Equalizer 2000 (1987) — Gentlemen, we can make one gun out of four

“Do they have the oil? Do they have the oil?”

Justin’s rating: Remember how companies used to slap “2000” at the end of names to make things sound super-futuristic? That held up nicely.

Justin’s review: So having watched several of these types of post-apocalyptic movies over the past couple of years, I have a conclusion that I’d like to share. I’m pretty sure the filmmakers go with this genre not because of any sort of love or interest in it but because it offers them the excuse to literally shoot scenes in whatever rundown location they find that costs no money for permits. Then all you have to worry about is welding a few spikes on a car and robbing a sports equipment store for your outfits. It’s quite economical.

As we start Equalizer 2000, it’s 100 years after the nuclear war, where even north Alaska is a scorched wasteland. Guess it’s warm there, too, because everyone’s wearing t-shirts without nary a care. There might not be any trees, crops, or wildlife, but by gum, humanity still has its awesome Mad Max-style muscle cars, thematic helmets, and a whole bunch of weapons with endless ammunition.
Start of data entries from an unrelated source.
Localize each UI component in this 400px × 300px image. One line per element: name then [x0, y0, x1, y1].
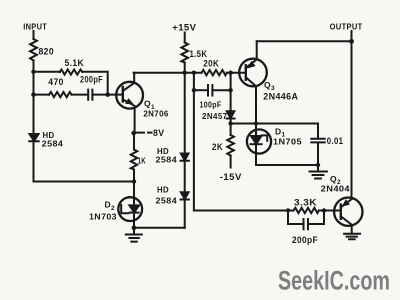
transistor Q1 circle — [116, 82, 143, 109]
wire V5 column — [193, 73, 195, 211]
svg-text:200pF: 200pF — [292, 235, 318, 245]
diode 2N457 — [227, 111, 235, 118]
wire 5.1K to drop — [82, 72, 107, 95]
wire cap to Q1 base — [92, 94, 122, 96]
wire HD column — [184, 73, 186, 228]
wire output column V9 — [351, 41, 353, 199]
svg-text:D2: D2 — [105, 200, 116, 212]
wire output rail H1 — [257, 40, 352, 42]
capacitor C 200pF top — [88, 90, 92, 100]
transistor Q1 emitter — [123, 100, 135, 134]
svg-text:+15V: +15V — [172, 22, 196, 32]
node -8V — [131, 131, 136, 136]
ground below Q2 — [344, 234, 360, 239]
transistor Q3 emitter arrow — [248, 62, 255, 68]
wire 470 to cap — [72, 94, 88, 96]
wire V6 top — [230, 73, 232, 112]
diode HD2584 left — [29, 134, 38, 141]
resistor R 820 — [30, 39, 37, 61]
svg-text:20K: 20K — [203, 59, 219, 69]
ground below 0.01 — [310, 165, 327, 179]
svg-text:8V: 8V — [153, 128, 165, 138]
svg-text:INPUT: INPUT — [23, 22, 47, 32]
svg-text:2584: 2584 — [156, 195, 178, 205]
wire H10 base row — [194, 210, 294, 212]
svg-text:200pF: 200pF — [80, 75, 103, 85]
transistor Q3 base bar — [245, 65, 247, 79]
wire 5.1K row — [34, 71, 61, 73]
transistor Q3 collector bottom — [246, 77, 256, 123]
node Q3 base rail — [228, 71, 232, 75]
diode HD2584 right upper — [181, 154, 189, 161]
svg-text:HD: HD — [157, 184, 169, 194]
capacitor C 0.01 — [311, 139, 324, 143]
svg-text:Q3: Q3 — [264, 80, 275, 92]
diode D2 L mark — [121, 205, 128, 213]
wire -8V dash — [136, 132, 152, 134]
svg-text:2N457: 2N457 — [202, 111, 228, 121]
svg-text:OUTPUT: OUTPUT — [330, 22, 363, 32]
capacitor C 200pF bottom — [304, 219, 309, 229]
wire H6 row — [34, 181, 135, 183]
transistor Q1 base bar — [122, 87, 124, 102]
wire 1.5K to H2 — [184, 63, 186, 73]
svg-text:2584: 2584 — [156, 154, 178, 164]
diode D1 bar — [251, 143, 262, 145]
node cap 0.01 bottom — [316, 163, 320, 167]
transistor Q2 emitter arrow — [343, 200, 350, 206]
transistor Q1 emitter arrow — [126, 99, 133, 104]
wire 200pF bottom row — [288, 223, 324, 225]
node 100pF right — [228, 88, 232, 92]
node OUTPUT junction — [349, 39, 354, 44]
wire H2 main rail — [134, 72, 202, 74]
wire H9 row — [256, 164, 318, 166]
diode D1 symbol — [251, 136, 261, 144]
wire 1K to D2 — [133, 170, 135, 228]
wire V11 drop — [287, 211, 289, 225]
svg-text:-15V: -15V — [220, 172, 242, 182]
wire 100pF left — [194, 89, 207, 91]
wire through D1 — [255, 124, 257, 166]
wire input column — [33, 61, 35, 182]
resistor R 2K — [227, 135, 234, 156]
resistor R 3.3K — [294, 208, 319, 213]
wire 2K to -15V — [230, 156, 232, 168]
transistor Q3 emitter top — [246, 41, 257, 68]
svg-text:2N446A: 2N446A — [263, 91, 298, 101]
svg-text:2584: 2584 — [42, 139, 64, 149]
diode D1 circle — [247, 129, 271, 153]
node 1.5K bottom — [183, 71, 187, 75]
node input/470 — [31, 92, 36, 97]
svg-text:1K: 1K — [138, 155, 147, 165]
node V5 top — [192, 71, 196, 75]
node 2N457 bottom — [228, 121, 232, 125]
node 3.3K left — [286, 208, 290, 212]
node Q3 collector/D1 — [254, 121, 258, 125]
svg-text:2K: 2K — [212, 142, 223, 152]
diode D1 7 mark — [262, 135, 267, 140]
node +15V stub — [184, 33, 186, 43]
svg-text:1N703: 1N703 — [89, 211, 117, 221]
wire 100pF right — [212, 89, 230, 91]
transistor Q2 collector bottom — [341, 216, 352, 233]
resistor R 1K — [131, 150, 137, 170]
wire D2 bottom row — [134, 227, 185, 229]
ground below D2 — [126, 228, 142, 242]
svg-text:100pF: 100pF — [200, 99, 222, 109]
capacitor C 100pF — [208, 85, 212, 96]
node Q2 base — [322, 208, 326, 212]
wire 20K to Q3 base — [227, 72, 246, 74]
transistor Q2 emitter top — [341, 199, 352, 207]
node Q1 base — [105, 92, 110, 97]
wire 3.3K to Q2 base — [319, 210, 341, 212]
svg-text:1.5K: 1.5K — [190, 49, 208, 59]
wire V6 mid — [230, 119, 232, 136]
svg-text:2N404: 2N404 — [321, 183, 350, 193]
node 100pF left — [192, 88, 196, 92]
resistor R 5.1K — [60, 70, 83, 75]
svg-text:1N705: 1N705 — [273, 137, 302, 147]
svg-text:470: 470 — [48, 77, 64, 87]
transistor Q2 circle — [334, 198, 362, 226]
diode D2 circle — [118, 197, 142, 221]
wire 470 row — [34, 94, 50, 96]
svg-text:2N706: 2N706 — [143, 109, 168, 119]
svg-text:SeekIC.com: SeekIC.com — [278, 266, 390, 296]
wire emitter to 1K — [133, 133, 135, 150]
diode D2 bar — [130, 212, 139, 214]
resistor R 20K — [202, 70, 227, 75]
wire V12 drop — [323, 211, 325, 225]
svg-text:0.01: 0.01 — [327, 136, 344, 146]
node OUTPUT stub — [351, 31, 353, 41]
wire H8 row — [231, 124, 318, 139]
svg-text:820: 820 — [39, 47, 55, 57]
diode D2 symbol — [129, 205, 139, 212]
node D2 bottom — [132, 225, 137, 230]
transistor Q1 collector — [123, 73, 134, 91]
transistor Q2 base bar — [340, 205, 342, 219]
transistor Q3 circle — [239, 59, 267, 87]
diode HD2584 right lower — [181, 192, 189, 199]
node 1K bottom — [132, 179, 136, 183]
wire cap to ground — [317, 143, 319, 166]
svg-text:5.1K: 5.1K — [65, 58, 85, 68]
node INPUT stub — [33, 31, 35, 39]
resistor R 1.5K — [181, 43, 188, 63]
resistor R 470 — [49, 92, 72, 97]
svg-text:3.3K: 3.3K — [294, 197, 317, 207]
node input/5.1K — [31, 70, 35, 74]
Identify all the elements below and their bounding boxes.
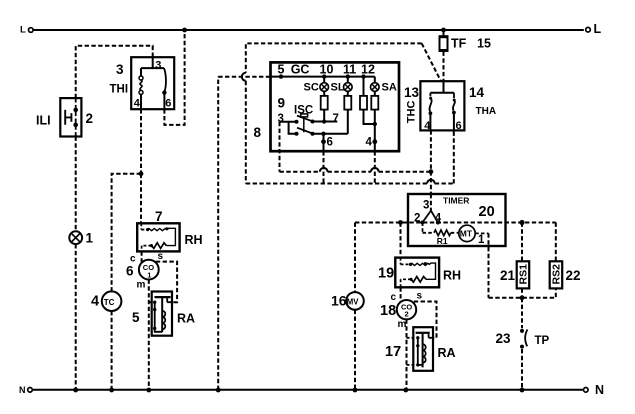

Another sign that we’re in a post-apocalyptic movie with no imagination is that we have just two sides duking it out. There’s The Ownership (bad guys) and the rebels (always the good guys since Star Wars came out, I guess). Everyone wants what oil remains so that they can drag race or whatever. After the opening fight, a merc named Slade (Richard Norton) decides to defect from the Ownership to the rebels.

Because he doesn’t have a winning personality, Slade’s going to need to bring something else to the table here. And that something else is the Equalizer 2000, a completely unnecessary, unwieldy gun that looks like a props master glued parts of four guns together. If something like that was made in real life, it would likely take the operator’s arm clean off due to the recoil alone. But it explodes stuff up real good, so you can kind of see where all of this is going.

I keep going into these movies hoping that they’ll be something more than extremely lame Mad Max clones, and they almost never are. I should learn my lesson and stop with this, because Equalizer 2000 was a rather forgettable 80 minutes of lame stunts, amateur acting, and scattershot costuming. Goes to show that you need more than UltraGun to bring in the crowds.

Didja notice?

  • The dorky soldier running around with only a pistol while everyone else is shooting rifles. Good luck with that.
  • OK, the opening fight scene is pretty awesome — mortors, rocket launchers, the works. And the guy with the pistol.
  • These roads are still in remarkably good shape this long after the apocalypse
  • Hey, it’s Robert Patrick!
  • Did they raid a Civil War reenactor society for those outfits?